But then come the mag boots. It was for these that I was playing the game. I remembered very clearly that there was a level on a spaceship in which you go outside, attached to the vessel by your magnetic shoes. I couldn't remember why it was such a fond memory, until the first time I accidentally switched the boots off and floated helplessly into space.

Being from 1998, Klingon Honor Guard can only go up to a resolution of 800x600. So it looks a mess. However, rather brilliantly its display options offer a windowed mode. And being Unreal, it's scalable, meaning you can then stretch that window to fit your screen, and the resolution scales up to match it. Suddenly it looks pretty decent. And nothing shows this off better than killing an enemy in zero-g on the outside of a spacecraft. Their circling corpse slowly drifts away, blobs of blood ejecting from their wounds in a floating spiral, against a backdrop of a vast planet. And sure, these are blotchy pixels, but your imagination stops noticing that after a moment.

I remembered why I so fondly recalled the mag boots. It's the drifting. Walk forward to gather some momentum, switch off the boots, and then float to the next arm of the vessel as a shortcut, the infinite reaches of space above, below and beside you should you misjudge this jump. Or indeed actually jump. Make it, reach a stable platform, and you reactivate the boots and safely land. It's sublime. That sense of absolute danger, converted to affixed security at the press of a button. I could happily play a game simply dedicated to this sensation.

This is probably the brightest room in the whole game.

Along the way the second memory - one so vague that it existed only in the form of: "play it again, John, because it's in there" - vividly returned. The Ding-Pach Spin Claw.

While many will clamour forward and proclaim Tron 2.0's disc as equivalent, I feel safe in saying the Spin Claw is my favourite weapon in any game ever. And I'd forgotten about it, beyond a will-o'-the-wisp of an inkling somewhere in the dusty caverns of my mind. It's a spinning circular blade, fired from a device held in your hand, that ricochets off all walls and surfaces until it can find you once more. But better, - ooh, even better! - you can click the left mouse a second time to call it back. It's completely wonderful, a monstrously powerful weapon, and one that lets you feel absolutely in control while still able to benefit from enormous good fortune.
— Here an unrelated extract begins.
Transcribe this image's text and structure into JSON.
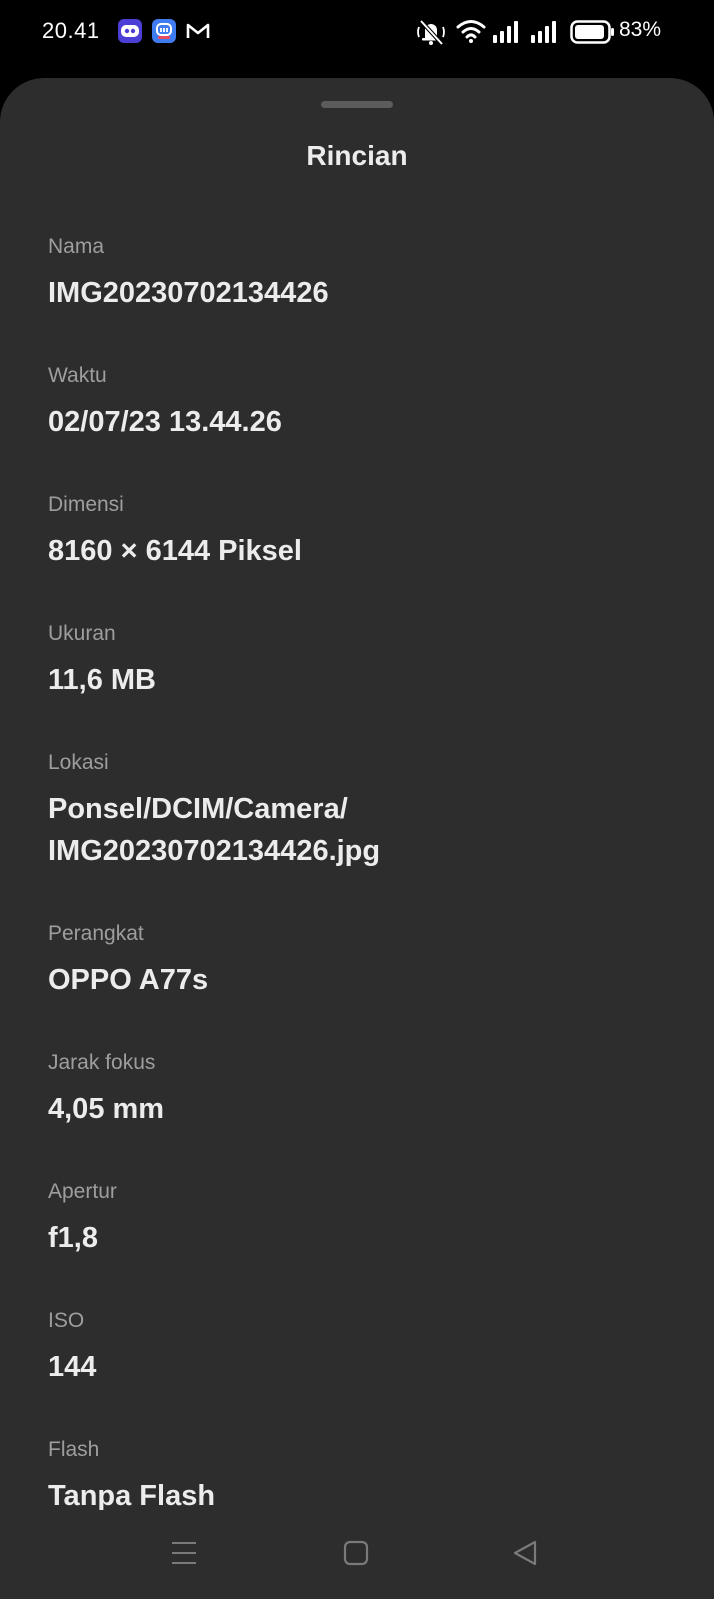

The disadvantage of the weapon is that once fired, you cannot fire again until the blade returns. So if you miss your enemy, you need to run for safety, but still be somewhere the claw can find you again. But, time it well, and just maybe on its return flight it'll catch that enemy in the back, making you Earth's Greatest Fighter.

Silly purple-blooded dead man.

Even better, if there's a small room with a few enemies and maybe a couple of turrets, just open the door, fire the claw, then back away. The door shuts, you hear the sounds of death, and open the door again to see the utter brutality that's taken place, corpses scattered, the walls covered in brightly coloured alien bloods, and your claw blade returning to you like a sickening puppy.

So that was why I so fondly remembered Klingon Honor Guard. A game that is, unquestionably, fantastically overlong and dull. But a game that contains the thrill of space floating combined with the best FPS weapon ever made. And as it happens, those two are enough. I love this game!